Komisioner KPAI Diyah Puspitarini mengatakan munculnya peristiwa anak mengakhiri hidup di sejumlah daerah harus menjadi peringatan bagi masyarakat dan pemerintah.
KPAI mencatat ada 11 peristiwa anak mengakhiri hidup, dengan 12 korban sepanjang 2023. Tujuh anak yang menjadi korban berada dalam rentang usia 15-17 tahun, dan salah satu peristiwa menelan dua korban.
"Jenis kelamin anak yang menjadi korban paling banyak perempuan, kemudian laki-laki sebanyak 25 persen. Dan 25 persen lainnya tidak disebutkan jenis kelaminnya," jelas Diyah di Jakarta, Selasa (28/11/2023).
Diyah menjelaskan terdapat sejumlah faktor yang menjadi penyebab anak mengakhiri hidup, termasuk pelecehan fisik, kesehatan mental, perundungan, penelantaran, dan tekanan faktor ekonomi.
Diyah menyarankan perlunya masyarakat mengenali tanda-tanda yang bisa menjadi petunjuk bahwa seorang anak berniat mengakhiri hidupnya. "Anak yang akan mengakhiri hidup itu sudah bisa dilihat tanda-tandanya. Termasuk perubahan ekstrem, bisa jadi sudah membuat surat, dan menarik diri dari orang lain, serta perilaku merusak diri sendiri," tambahnya.
Lebih jauh Diyah mengatakan, pemerintah juga perlu memperkuat edukasi bagi keluarga,anak, dan para pemangku kepentingan lainnya, untuk mencegah kasus bunuh diri pada anak. Ia menegaskan kasus bunuh diri dapat diantusipasi dengan deteksi dini dan penanganan yang tepat, seperti konseling dan pendampingan psikologis.
KPAI juga mendorong pemerintah dan DPR untuk bersinergi menjadikan perlindungan anak sebagai arus utama pembangunan dengan perbaikan regulasi, kelembagaan, program, dan pendanaan untuk peningkatan layanan dan kualitas anak Indonesia.
Sementara itu, Direktur Kesehatan Jiwa Kementerian Kesehatan (Kemenkes) Vensya Sitohang mengatakan bahwa upaya pencegahan warga mengakhiri hidup telah diatur dalam Undang Nomor 17 Tahun 2023 tentang Kesehatan. Menurutnya, undang-undang tersebut ramah terhadap hak asasi manusia, dan juga mengedepankan peran keluarga serta masyarakat.
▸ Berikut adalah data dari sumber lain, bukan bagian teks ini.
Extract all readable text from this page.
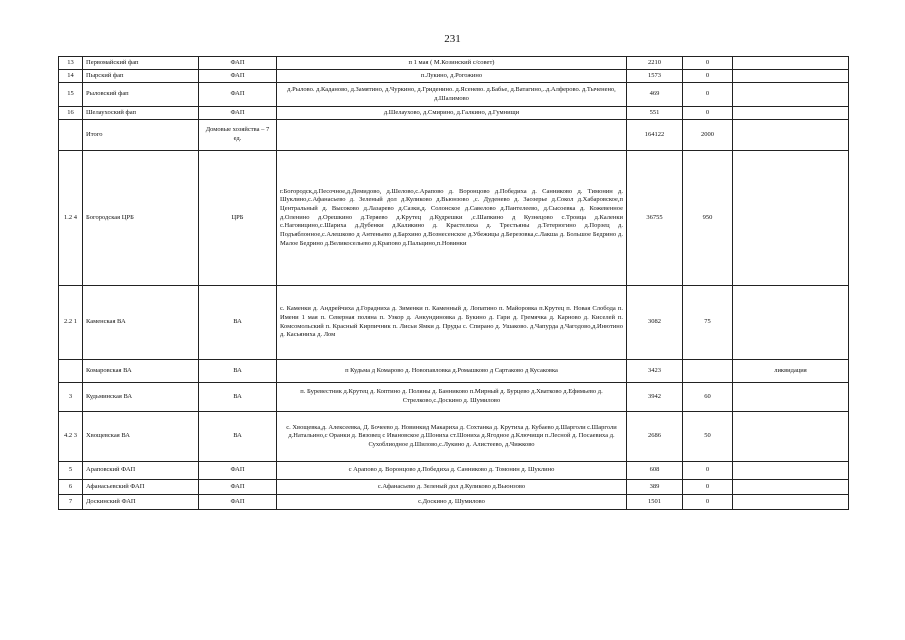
231
13	Первомайский фап	ФАП	п 1 мая ( М.Козинский с/совет)	2210	0	
14	Пырский фап	ФАП	п.Лукино, д.Рогожино	1573	0	
15	Рыловский фап	ФАП	д.Рылово. д.Каданово, д.Замятино, д.Чуркино, д.Гриденино. д.Ясенево. д.Бабье, д.Ватагино,..д.Алферово. д.Тыченено, д.Шалимово	469	0	
16	Шелаухоский фап	ФАП	д.Шелаухово, д.Смирино, д.Галкино, д.Гумнищи	551	0	
	Итого	Домовые хозяйства – 7 ед.		164122	2000	
1.2 4	Богородская ЦРБ	ЦРБ	г.Богородск,д.Песочное,д.Демидово, д.Шелово,с.Арапово д. Воронцово д.Победиха д. Санниково д. Тимонин д. Шуклино,с.Афанасьево д. Зеленый дол д.Куликово д.Вьюнзово ,с. Дуденево д. Заозерье д.Сокол д.Хабаровское,п Центральный д. Высоково д.Лазарево д.Сазки,д. Солонское д.Савелово д.Пантелеево, д.Сысоевка д. Кожевенное д.Оленино д.Орешкино д.Теряево д.Крутец д.Кудрешки ,с.Шапкино д Кузнецово с.Троица д.Каленки с.Наговицино,с.Шариха д.Дубенки д.Каликино д. Крастелиха д. Трестьяны д.Тетерюгино д.Порзец д. Подъяблонное,с.Алешково д Антеньево д.Бархино д.Вознесенское д.Убежицы д.Березовка,с.Лакша д. Большое Бедрино д. Малое Бедрино д.Великосельево д.Крапово д.Пальцино,п.Новинки	36755	950	
2.2 1	Каменская ВА	ВА	с. Каменки д. Андрейчиха д.Горадниха д. Зименки п. Каменный д. Лопатино п. Майоровка п.Крутец п. Новая Слобода п. Имени 1 мая п. Северная поляна п. Узкор д. Анкундиновка д. Букино д. Гари д. Гремячка д. Карново д. Киселей п. Комсомольский п. Красный Кирпичник п. Лисьи Ямки д. Пруды с. Спирано д. Ушаково. д.Чапурда д.Чагодово,д.Инютино д. Касьяниха д. Лом	3082	75	
	Комаровская ВА	ВА	п Кудьма д Комарово д. Новопавловка д.Ромашково д Сартаково д Кусаковка	3423		ликвидация
3	Кудьминская ВА	ВА	п. Буревестник д.Крутец д. Коптино д. Поляны д. Банниково п.Мирный д. Бурцево д.Хватково д.Ефимьево д. Стрелково,с.Доскино д. Шумилово	3942	60	
4.2 3	Хвощевская ВА	ВА	с. Хвощевка,д. Алексеевка, Д. Бочеево д. Новинкид Макариха д. Сохтанка д. Крутиха д. Кубаево д.Шарголи с.Шарголи д.Натальино,с Оранки д. Вязовец с Ивановское д.Шониха ст.Шониха д.Ягодное д.Ключищи п.Лесной д. Посаевиха д. Сухоблиодное д.Шилово,с.Лукино д. Алистеево, д.Чижково	2686	50	
5	Араповский ФАП	ФАП	с Арапово д. Воронцово д.Победиха д. Санниково д. Томонин д. Шуклино	608	0	
6	Афанасьевский ФАП	ФАП	с.Афанасьево д. Зеленый дол д.Куликово д.Вьюнзово	389	0	
7	Доскинский ФАП	ФАП	с.Доскино д. Шумилово	1501	0	
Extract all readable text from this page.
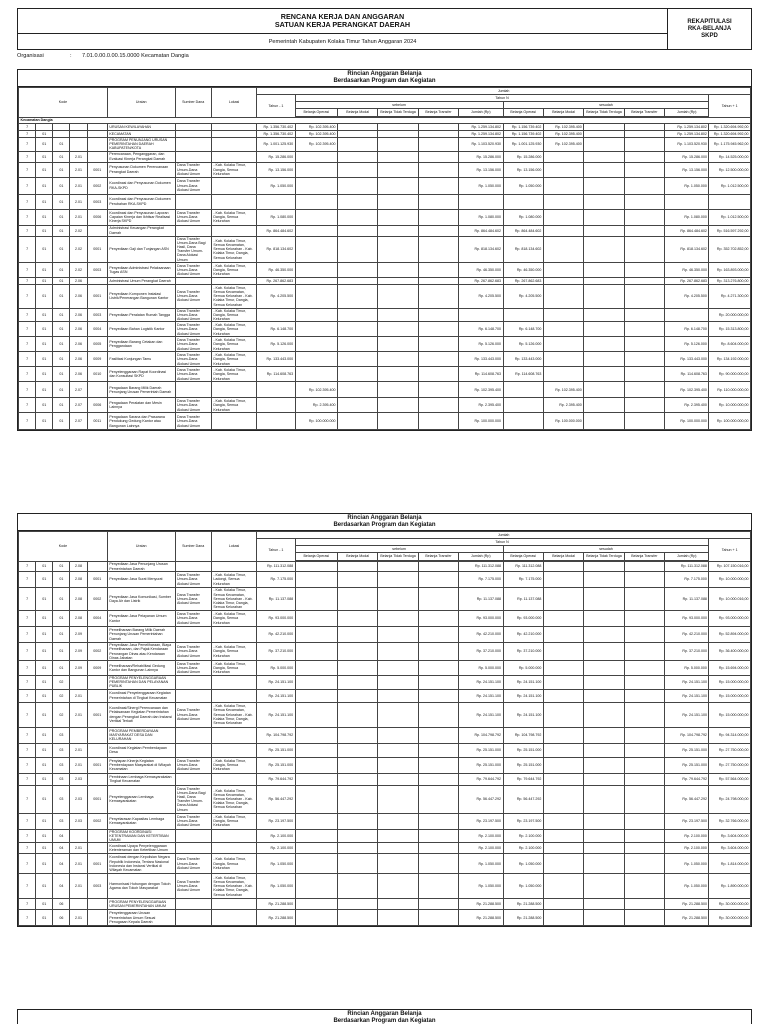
RENCANA KERJA DAN ANGGARAN
SATUAN KERJA PERANGKAT DAERAH
Pemerintah Kabupaten Kolaka Timur Tahun Anggaran 2024
REKAPITULASI
RKA-BELANJA
SKPD
Organisasi	:	7.01.0.00.0.00.15.0000 Kecamatan Dangia
Rincian Anggaran Belanja
Berdasarkan Program dan Kegiatan
Kode					Uraian	Sumber Dana	Lokasi	Jumlah											
								Tahun - 1	Tahun N										Tahun + 1
									sebelum					sesudah					
									Belanja Operasi	Belanja Modal	Belanja Tidak Terduga	Belanja Transfer	Jumlah (Rp)	Belanja Operasi	Belanja Modal	Belanja Tidak Terduga	Belanja Transfer	Jumlah (Rp)	

Kecamatan Dangia																			
7					URUSAN KEWILAYAHAN			Rp. 1.356.730.402	Rp. 102.395.400				Rp. 1.259.134.802	Rp. 1.156.739.402	Rp. 102.395.400			Rp. 1.259.134.802	Rp. 1.320.694.992,00
7	01				KECAMATAN			Rp. 1.356.730.402	Rp. 102.395.400				Rp. 1.259.134.802	Rp. 1.156.739.402	Rp. 102.395.400			Rp. 1.259.134.802	Rp. 1.320.694.992,00
7	01	01			PROGRAM PENUNJANG URUSAN PEMERINTAHAN DAERAH KABUPATEN/KOTA			Rp. 1.001.125.930	Rp. 102.395.400				Rp. 1.103.520.930	Rp. 1.001.125.930	Rp. 102.395.400			Rp. 1.103.520.930	Rp. 1.175.945.962,00
7	01	01	2.01		Perencanaan, Penganggaran, dan Evaluasi Kinerja Perangkat Daerah			Rp. 15.286.000					Rp. 15.286.000	Rp. 15.286.000				Rp. 15.286.000	Rp. 14.525.000,00
7	01	01	2.01	0001	Penyusunan Dokumen Perencanaan Perangkat Daerah	Dana Transfer Umum-Dana Alokasi Umum	- Kab. Kolaka Timur, Dangia, Semua Kelurahan	Rp. 13.156.000					Rp. 13.156.000	Rp. 13.156.000				Rp. 13.156.000	Rp. 12.500.000,00
7	01	01	2.01	0002	Koordinasi dan Penyusunan Dokumen RKA-SKPD	Dana Transfer Umum-Dana Alokasi Umum		Rp. 1.050.000					Rp. 1.050.000	Rp. 1.050.000				Rp. 1.050.000	Rp. 1.012.500,00
7	01	01	2.01	0003	Koordinasi dan Penyusunan Dokumen Perubahan RKA-SKPD														
7	01	01	2.01	0006	Koordinasi dan Penyusunan Laporan Capaian Kinerja dan Ikhtisar Realisasi Kinerja SKPD	Dana Transfer Umum-Dana Alokasi Umum	- Kab. Kolaka Timur, Dangia, Semua Kelurahan	Rp. 1.080.000					Rp. 1.080.000	Rp. 1.080.000				Rp. 1.080.000	Rp. 1.012.500,00
7	01	01	2.02		Administrasi Keuangan Perangkat Daerah			Rp. 864.484.602					Rp. 864.484.602	Rp. 864.484.602				Rp. 864.484.602	Rp. 516.597.292,00
7	01	01	2.02	0001	Penyediaan Gaji dan Tunjangan ASN	Dana Transfer Umum-Dana Bagi Hasil, Dana Transfer Umum-Dana Alokasi Umum	- Kab. Kolaka Timur, Semua Kecamatan, Semua Kelurahan - Kab. Kolaka Timur, Dangia, Semua Kelurahan	Rp. 818.134.602					Rp. 818.134.602	Rp. 818.134.602				Rp. 818.134.602	Rp. 352.702.852,00
7	01	01	2.02	0003	Penyediaan Administrasi Pelaksanaan Tugas ASN	Dana Transfer Umum-Dana Alokasi Umum	- Kab. Kolaka Timur, Dangia, Semua Kelurahan	Rp. 46.350.000					Rp. 46.350.000	Rp. 46.350.000				Rp. 46.350.000	Rp. 163.893.000,00
7	01	01	2.06		Administrasi Umum Perangkat Daerah			Rp. 267.862.683					Rp. 267.862.683	Rp. 267.862.683				Rp. 267.862.683	Rp. 313.276.800,00
7	01	01	2.06	0001	Penyediaan Komponen Instalasi Listrik/Penerangan Bangunan Kantor	Dana Transfer Umum-Dana Alokasi Umum	- Kab. Kolaka Timur, Semua Kecamatan, Semua Kelurahan - Kab. Kolaka Timur, Dangia, Semua Kelurahan	Rp. 4.205.500					Rp. 4.205.500	Rp. 4.205.500				Rp. 4.205.500	Rp. 4.271.300,00
7	01	01	2.06	0003	Penyediaan Peralatan Rumah Tangga	Dana Transfer Umum-Dana Alokasi Umum	- Kab. Kolaka Timur, Dangia, Semua Kelurahan												Rp. 20.000.000,00
7	01	01	2.06	0004	Penyediaan Bahan Logistik Kantor	Dana Transfer Umum-Dana Alokasi Umum	- Kab. Kolaka Timur, Dangia, Semua Kelurahan	Rp. 6.148.700					Rp. 6.148.700	Rp. 6.148.700				Rp. 6.148.700	Rp. 15.313.800,00
7	01	01	2.06	0005	Penyediaan Barang Cetakan dan Penggandaan	Dana Transfer Umum-Dana Alokasi Umum	- Kab. Kolaka Timur, Dangia, Semua Kelurahan	Rp. 5.126.000					Rp. 5.126.000	Rp. 5.126.000				Rp. 5.126.000	Rp. 8.604.000,00
7	01	01	2.06	0009	Fasilitasi Kunjungan Tamu	Dana Transfer Umum-Dana Alokasi Umum	- Kab. Kolaka Timur, Dangia, Semua Kelurahan	Rp. 133.443.000					Rp. 133.443.000	Rp. 133.443.000				Rp. 133.443.000	Rp. 134.192.000,00
7	01	01	2.06	0010	Penyelenggaraan Rapat Koordinasi dan Konsultasi SKPD	Dana Transfer Umum-Dana Alokasi Umum	- Kab. Kolaka Timur, Dangia, Semua Kelurahan	Rp. 114.608.763					Rp. 114.608.763	Rp. 114.608.763				Rp. 114.608.763	Rp. 90.000.000,00
7	01	01	2.07		Pengadaan Barang Milik Daerah Penunjang Urusan Pemerintah Daerah				Rp. 102.395.400				Rp. 102.395.400		Rp. 102.395.400			Rp. 102.395.400	Rp. 110.000.000,00
7	01	01	2.07	0006	Pengadaan Peralatan dan Mesin Lainnya	Dana Transfer Umum-Dana Alokasi Umum	- Kab. Kolaka Timur, Dangia, Semua Kelurahan		Rp. 2.395.400				Rp. 2.395.400		Rp. 2.395.400			Rp. 2.395.400	Rp. 10.000.000,00
7	01	01	2.07	0011	Pengadaan Sarana dan Prasarana Pendukung Gedung Kantor atau Bangunan Lainnya	Dana Transfer Umum-Dana Alokasi Umum			Rp. 100.000.000				Rp. 100.000.000		Rp. 100.000.000			Rp. 100.000.000	Rp. 100.000.000,00
Rincian Anggaran Belanja
Berdasarkan Program dan Kegiatan
Kode					Uraian	Sumber Dana	Lokasi	Jumlah											
								Tahun - 1	Tahun N										Tahun + 1
									sebelum					sesudah					
									Belanja Operasi	Belanja Modal	Belanja Tidak Terduga	Belanja Transfer	Jumlah (Rp)	Belanja Operasi	Belanja Modal	Belanja Tidak Terduga	Belanja Transfer	Jumlah (Rp)	

7	01	01	2.08		Penyediaan Jasa Penunjang Urusan Pemerintahan Daerah			Rp. 111.312.088					Rp. 111.312.088	Rp. 111.312.088				Rp. 111.312.088	Rp. 107.150.016,00
7	01	01	2.08	0001	Penyediaan Jasa Surat Menyurat	Dana Transfer Umum-Dana Alokasi Umum	- Kab. Kolaka Timur, Ladongi, Semua Kelurahan	Rp. 7.175.000					Rp. 7.175.000	Rp. 7.175.000				Rp. 7.175.000	Rp. 10.000.000,00
7	01	01	2.08	0002	Penyediaan Jasa Komunikasi, Sumber Daya Air dan Listrik	Dana Transfer Umum-Dana Alokasi Umum	- Kab. Kolaka Timur, Semua Kecamatan, Semua Kelurahan - Kab. Kolaka Timur, Dangia, Semua Kelurahan	Rp. 11.137.088					Rp. 11.137.088	Rp. 11.137.088				Rp. 11.137.088	Rp. 10.000.016,00
7	01	01	2.08	0004	Penyediaan Jasa Pelayanan Umum Kantor	Dana Transfer Umum-Dana Alokasi Umum	- Kab. Kolaka Timur, Dangia, Semua Kelurahan	Rp. 93.000.000					Rp. 93.000.000	Rp. 93.000.000				Rp. 93.000.000	Rp. 93.000.000,00
7	01	01	2.09		Pemeliharaan Barang Milik Daerah Penunjang Urusan Pemerintahan Daerah			Rp. 42.210.000					Rp. 42.210.000	Rp. 42.210.000				Rp. 42.210.000	Rp. 52.894.000,00
7	01	01	2.09	0002	Penyediaan Jasa Pemeliharaan, Biaya Pemeliharaan, dan Pajak Kendaraan Perorangan Dinas atau Kendaraan Dinas Jabatan	Dana Transfer Umum-Dana Alokasi Umum	- Kab. Kolaka Timur, Dangia, Semua Kelurahan	Rp. 37.210.000					Rp. 37.210.000	Rp. 37.210.000				Rp. 37.210.000	Rp. 36.400.000,00
7	01	01	2.09	0009	Pemeliharaan/Rehabilitasi Gedung Kantor dan Bangunan Lainnya	Dana Transfer Umum-Dana Alokasi Umum	- Kab. Kolaka Timur, Dangia, Semua Kelurahan	Rp. 5.000.000					Rp. 5.000.000	Rp. 5.000.000				Rp. 5.000.000	Rp. 15.694.000,00
7	01	02			PROGRAM PENYELENGGARAAN PEMERINTAHAN DAN PELAYANAN PUBLIK			Rp. 24.151.100					Rp. 24.151.100	Rp. 24.151.100				Rp. 24.151.100	Rp. 15.000.000,00
7	01	02	2.01		Koordinasi Penyelenggaraan Kegiatan Pemerintahan di Tingkat Kecamatan			Rp. 24.151.100					Rp. 24.151.100	Rp. 24.151.100				Rp. 24.151.100	Rp. 15.000.000,00
7	01	02	2.01	0001	Koordinasi/Sinergi Perencanaan dan Pelaksanaan Kegiatan Pemerintahan dengan Perangkat Daerah dan Instansi Vertikal Terkait	Dana Transfer Umum-Dana Alokasi Umum	- Kab. Kolaka Timur, Semua Kecamatan, Semua Kelurahan - Kab. Kolaka Timur, Dangia, Semua Kelurahan	Rp. 24.151.100					Rp. 24.151.100	Rp. 24.151.100				Rp. 24.151.100	Rp. 15.000.000,00
7	01	03			PROGRAM PEMBERDAYAAN MASYARAKAT DESA DAN KELURAHAN			Rp. 104.798.792					Rp. 104.798.792	Rp. 104.798.792				Rp. 104.798.792	Rp. 94.314.000,00
7	01	03	2.01		Koordinasi Kegiatan Pemberdayaan Desa			Rp. 25.151.000					Rp. 25.151.000	Rp. 25.151.000				Rp. 25.151.000	Rp. 27.750.000,00
7	01	03	2.01	0001	Penyiapan Kinerja Kegiatan Pemberdayaan Masyarakat di Wilayah Kecamatan	Dana Transfer Umum-Dana Alokasi Umum	- Kab. Kolaka Timur, Dangia, Semua Kelurahan	Rp. 25.151.000					Rp. 25.151.000	Rp. 25.151.000				Rp. 25.151.000	Rp. 27.750.000,00
7	01	03	2.03		Pembinaan Lembaga Kemasyarakatan Tingkat Kecamatan			Rp. 79.644.792					Rp. 79.644.792	Rp. 79.644.792				Rp. 79.644.792	Rp. 57.564.000,00
7	01	03	2.03	0001	Penyelenggaraan Lembaga Kemasyarakatan	Dana Transfer Umum-Dana Bagi Hasil, Dana Transfer Umum-Dana Alokasi Umum	- Kab. Kolaka Timur, Semua Kecamatan, Semua Kelurahan - Kab. Kolaka Timur, Dangia, Semua Kelurahan	Rp. 56.447.292					Rp. 56.447.292	Rp. 56.447.292				Rp. 56.447.292	Rp. 24.798.000,00
7	01	03	2.03	0002	Penyelarasan Kapasitas Lembaga Kemasyarakatan	Dana Transfer Umum-Dana Alokasi Umum	- Kab. Kolaka Timur, Dangia, Semua Kelurahan	Rp. 23.197.500					Rp. 23.197.500	Rp. 23.197.500				Rp. 23.197.500	Rp. 32.766.000,00
7	01	04			PROGRAM KOORDINASI KETENTRAMAN DAN KETERTIBAN UMUM			Rp. 2.100.000					Rp. 2.100.000	Rp. 2.100.000				Rp. 2.100.000	Rp. 3.604.000,00
7	01	04	2.01		Koordinasi Upaya Penyelenggaraan Ketenteraman dan Ketertiban Umum			Rp. 2.100.000					Rp. 2.100.000	Rp. 2.100.000				Rp. 2.100.000	Rp. 3.604.000,00
7	01	04	2.01	0001	Koordinasi dengan Kepolisian Negara Republik Indonesia, Tentara Nasional Indonesia dan Instansi Vertikal di Wilayah Kecamatan	Dana Transfer Umum-Dana Alokasi Umum	- Kab. Kolaka Timur, Dangia, Semua Kelurahan	Rp. 1.050.000					Rp. 1.050.000	Rp. 1.050.000				Rp. 1.050.000	Rp. 1.814.000,00
7	01	04	2.01	0003	Harmonisasi Hubungan dengan Tokoh Agama dan Tokoh Masyarakat	Dana Transfer Umum-Dana Alokasi Umum	- Kab. Kolaka Timur, Semua Kecamatan, Semua Kelurahan - Kab. Kolaka Timur, Dangia, Semua Kelurahan	Rp. 1.050.000					Rp. 1.050.000	Rp. 1.050.000				Rp. 1.050.000	Rp. 1.890.000,00
7	01	06			PROGRAM PENYELENGGARAAN URUSAN PEMERINTAHAN UMUM			Rp. 21.288.500					Rp. 21.288.500	Rp. 21.288.500				Rp. 21.288.500	Rp. 30.000.000,00
7	01	06	2.01		Penyelenggaraan Urusan Pemerintahan Umum Sesuai Penugasan Kepala Daerah			Rp. 21.288.500					Rp. 21.288.500	Rp. 21.288.500				Rp. 21.288.500	Rp. 30.000.000,00
Rincian Anggaran Belanja
Berdasarkan Program dan Kegiatan
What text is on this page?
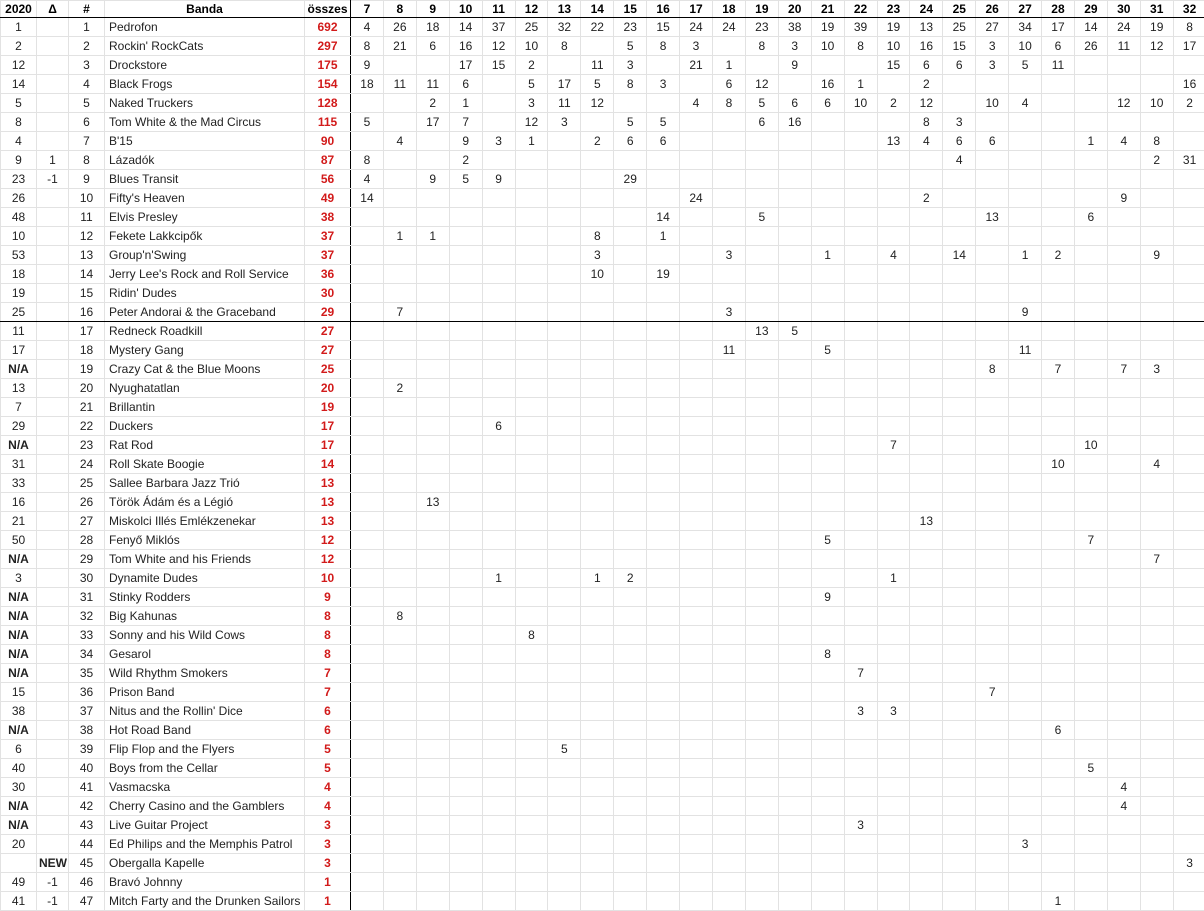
2020	Δ	#	Banda	összes	7	8	9	10	11	12	13	14	15	16	17	18	19	20	21	22	23	24	25	26	27	28	29	30	31	32
1		1	Pedrofon	692	4	26	18	14	37	25	32	22	23	15	24	24	23	38	19	39	19	13	25	27	34	17	14	24	19	8
2		2	Rockin' RockCats	297	8	21	6	16	12	10	8		5	8	3		8	3	10	8	10	16	15	3	10	6	26	11	12	17
12		3	Drockstore	175	9			17	15	2		11	3		21	1		9			15	6	6	3	5	11				
14		4	Black Frogs	154	18	11	11	6		5	17	5	8	3		6	12		16	1		2								16
5		5	Naked Truckers	128			2	1		3	11	12			4	8	5	6	6	10	2	12		10	4			12	10	2
8		6	Tom White & the Mad Circus	115	5		17	7		12	3		5	5			6	16				8	3							
4		7	B'15	90		4		9	3	1		2	6	6							13	4	6	6			1	4	8	
9	1	8	Lázadók	87	8			2															4						2	31
23	-1	9	Blues Transit	56	4		9	5	9				29																	
26		10	Fifty's Heaven	49	14										24							2						9		
48		11	Elvis Presley	38										14			5							13			6			
10		12	Fekete Lakkcipők	37		1	1					8		1																
53		13	Group'n'Swing	37								3				3			1		4		14		1	2			9	
18		14	Jerry Lee's Rock and Roll Service	36								10		19																
19		15	Ridin' Dudes	30																										
25		16	Peter Andorai & the Graceband	29		7										3									9					
11		17	Redneck Roadkill	27													13	5												
17		18	Mystery Gang	27												11			5						11					
N/A		19	Crazy Cat & the Blue Moons	25																				8		7		7	3	
13		20	Nyughatatlan	20		2																								
7		21	Brillantin	19																										
29		22	Duckers	17					6																					
N/A		23	Rat Rod	17																	7						10			
31		24	Roll Skate Boogie	14																						10			4	
33		25	Sallee Barbara Jazz Trió	13																										
16		26	Török Ádám és a Légió	13			13																							
21		27	Miskolci Illés Emlékzenekar	13																		13								
50		28	Fenyő Miklós	12															5								7			
N/A		29	Tom White and his Friends	12																									7	
3		30	Dynamite Dudes	10					1			1	2								1									
N/A		31	Stinky Rodders	9															9											
N/A		32	Big Kahunas	8		8																								
N/A		33	Sonny and his Wild Cows	8						8																				
N/A		34	Gesarol	8															8											
N/A		35	Wild Rhythm Smokers	7																7										
15		36	Prison Band	7																				7						
38		37	Nitus and the Rollin' Dice	6																3	3									
N/A		38	Hot Road Band	6																						6				
6		39	Flip Flop and the Flyers	5							5																			
40		40	Boys from the Cellar	5																							5			
30		41	Vasmacska	4																								4		
N/A		42	Cherry Casino and the Gamblers	4																								4		
N/A		43	Live Guitar Project	3																3										
20		44	Ed Philips and the Memphis Patrol	3																					3					
	NEW	45	Obergalla Kapelle	3																										3
49	-1	46	Bravó Johnny	1																										
41	-1	47	Mitch Farty and the Drunken Sailors	1																						1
Kemenkes juga memiliki program kerja yaitu Tujuan Pembangunan Berkelanjutan (Sustainable Development Goals/SDGs) dengan target pada 2030 mengurangi sepertiga angka kematian dini.
"PR besar negara kita, karena kita harus menjawab capaian penurunan kasus mengakhiri hidup pada SDGs tahun 2030, yakni sepertiga dari data baseline harus turun pada akhir 2030," kata Vensya.
Kemenkes mencatat terdapat 70 kasus orang mengakhiri hidup secara nasional hingga November 2023. Peristiwa terbanyak terjadi di Jawa Timur (delapan orang), disusul Sulawesi Selatan (tujuh orang), Jawa Tengah (enam orang), dan Jawa Barat (lima orang).
Vensya mengakui terdapat perbedaan jumlah kasus orang mengakhiri hidup antara Kemenkes dan kepolisian. Menurutnya, Kemenkes telah berupaya mengarahkan warga ke polisi terkait kasus ini dan nantinya akan divalidasi Puskesmas agar datanya menjadi sinkron.
"Ini adalah permasalahan yang cukup pelik sebetulnya. Kalau di kami data rutin sangat kecil, di kepolisian sangat besar," tambahnya.
Sebagai perbandingan, Pusat Informasi Kriminal Nasional Polri mencatat terdapat 971 kasus orang mengakhiri hidup di Indonesia sepanjang periode Januari hingga 18 Oktober 2023. Angka ini melampaui jumlah kasus sepanjang 2022, yakni 900.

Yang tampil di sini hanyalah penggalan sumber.